George lay face up in shallow water. And toes up in shallow water. And fingers up in shallow water. And in small bits of finger in shallow water. And it was over. The dark clouds of blood released into the greenness were being dissipated and absorbed. To avoid dripping blood, however, she went to the house for large towels. He was quite heavy. One light tap with the ax on the almost severed leg lightened the load.
She placed him, in some approximation of order, in their bed, and stood looking down at him. “I am so damn sorry, darling,” she said. His open eyes screamed at her accusingly. She closed them. They didn’t want to stay closed.
She checked the pond again and washed the sands of the edge with water cupped into her hands. She stored the ax and saw in the garage. It was rapidly growing late; the sun was almost down. She crawled in the shallow water, moving her hands, stirring the settled blood and swirling it away.
“It’s time, isn’t it?” she asked, standing ankle deep in the water, the pulpy, green, replanted things caressing her bare feet and ankles.
She drove the M.G. into the garage beside the pick-up and closed the door. There was a full five-gallon can of gasoline for the power mower. She struggled into the house with it, doused the living room rug, went into the bedroom, and poured the rest on George. When she threw a match into the living room from the deck, the resultant whoosh singed her hair and pushed her back with a blast of heat.

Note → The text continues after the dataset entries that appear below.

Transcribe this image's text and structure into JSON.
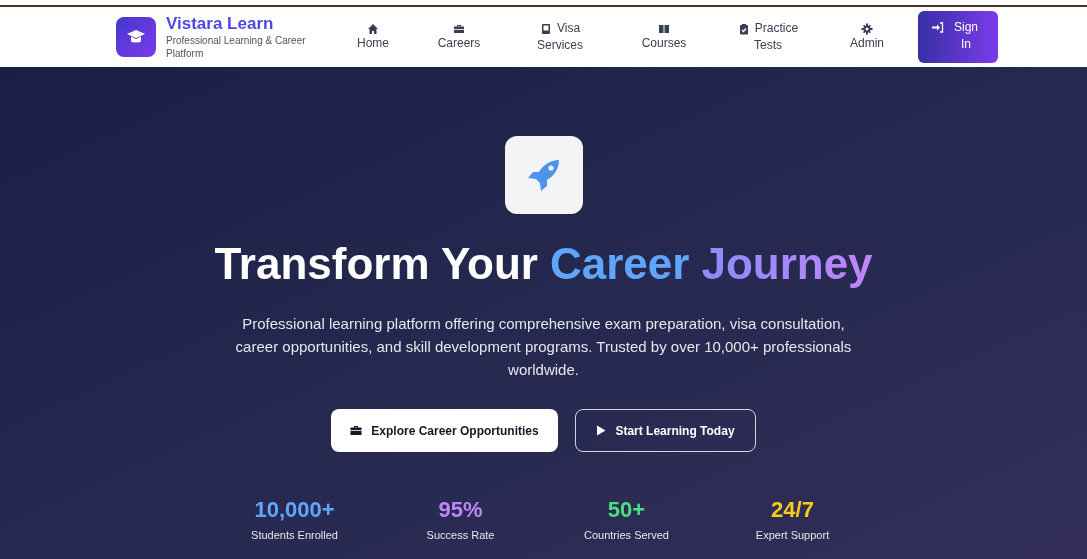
{
  "brand": {
    "name": "Vistara Learn",
    "tagline": "Professional Learning & Career Platform"
  },
  "nav": [
    {
      "kind": "home",
      "label": "Home"
    },
    {
      "kind": "briefcase",
      "label": "Careers"
    },
    {
      "kind": "passport",
      "label": "Visa Services"
    },
    {
      "kind": "book",
      "label": "Courses"
    },
    {
      "kind": "clipboard",
      "label": "Practice Tests"
    },
    {
      "kind": "gear",
      "label": "Admin"
    }
  ],
  "sign_in": "Sign In",
  "hero": {
    "title": [
      {
        "kind": "plain",
        "text": "Transform Your"
      },
      {
        "kind": "blue",
        "text": "Career"
      },
      {
        "kind": "purple",
        "text": "Journey"
      }
    ],
    "description": "Professional learning platform offering comprehensive exam preparation, visa consultation, career opportunities, and skill development programs. Trusted by over 10,000+ professionals worldwide.",
    "buttons": [
      {
        "kind": "primary",
        "label": "Explore Career Opportunities"
      },
      {
        "kind": "outline",
        "label": "Start Learning Today"
      }
    ]
  },
  "stats": [
    {
      "value": "10,000+",
      "label": "Students Enrolled",
      "color": "#60a5fa"
    },
    {
      "value": "95%",
      "label": "Success Rate",
      "color": "#c084fc"
    },
    {
      "value": "50+",
      "label": "Countries Served",
      "color": "#4ade80"
    },
    {
      "value": "24/7",
      "label": "Expert Support",
      "color": "#facc15"
    }
  ]
}
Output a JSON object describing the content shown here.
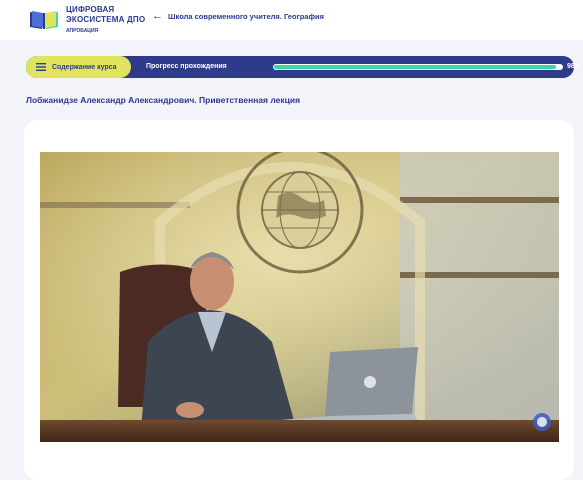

She stood in the water, ankle deep, and watched. When the fire topped out, the ceilings and roof falling in a towering storm of sparks and flame, she had to go deeper. From there, just her head out of the water, hair floating on the clear green, she stayed and watched until she heard the vehicles coming up the road.
“Now,” she said. “Now.”
She submerged, swam underwater, deep, deeper, to the center of the pond, lungs beginning to ache, stars exploding before her open eyes. There was no light, but the darkness was friendly, familiar. In the deepest part, she reached down, found them, clasped them in her hands, and pulled herself down among them. Her body was buoyant and wanted to rise, but she clung, worked her arms, her feet, her legs down among the tangled, pulpy, cool water plants. They caressed her cheeks. They soothed her body. She was still wearing the bikini, bottom in place, halter loose. “Now,” she thought, and it was so beautiful that she wanted to cry. She exhaled. Bubbles erupted at the surface, unseen; She inhaled. Her body, no longer made light by the air it contained, settled slowly into the soft, thick growth.
“Why,” she thought, “it’s like going to sleep.”
20
“What you got here,” the real estate man said, “is your own little island. One road in. The canal cutting you off from the rest. Big high fence along the canal so that no one can get in without coming up the road. Ideal for privacy.”
“Mighty poor soil,” sighed the prospective buyer, his hand full of sand. He let it trickle drily through his fingers. “I’d have to have it tested.”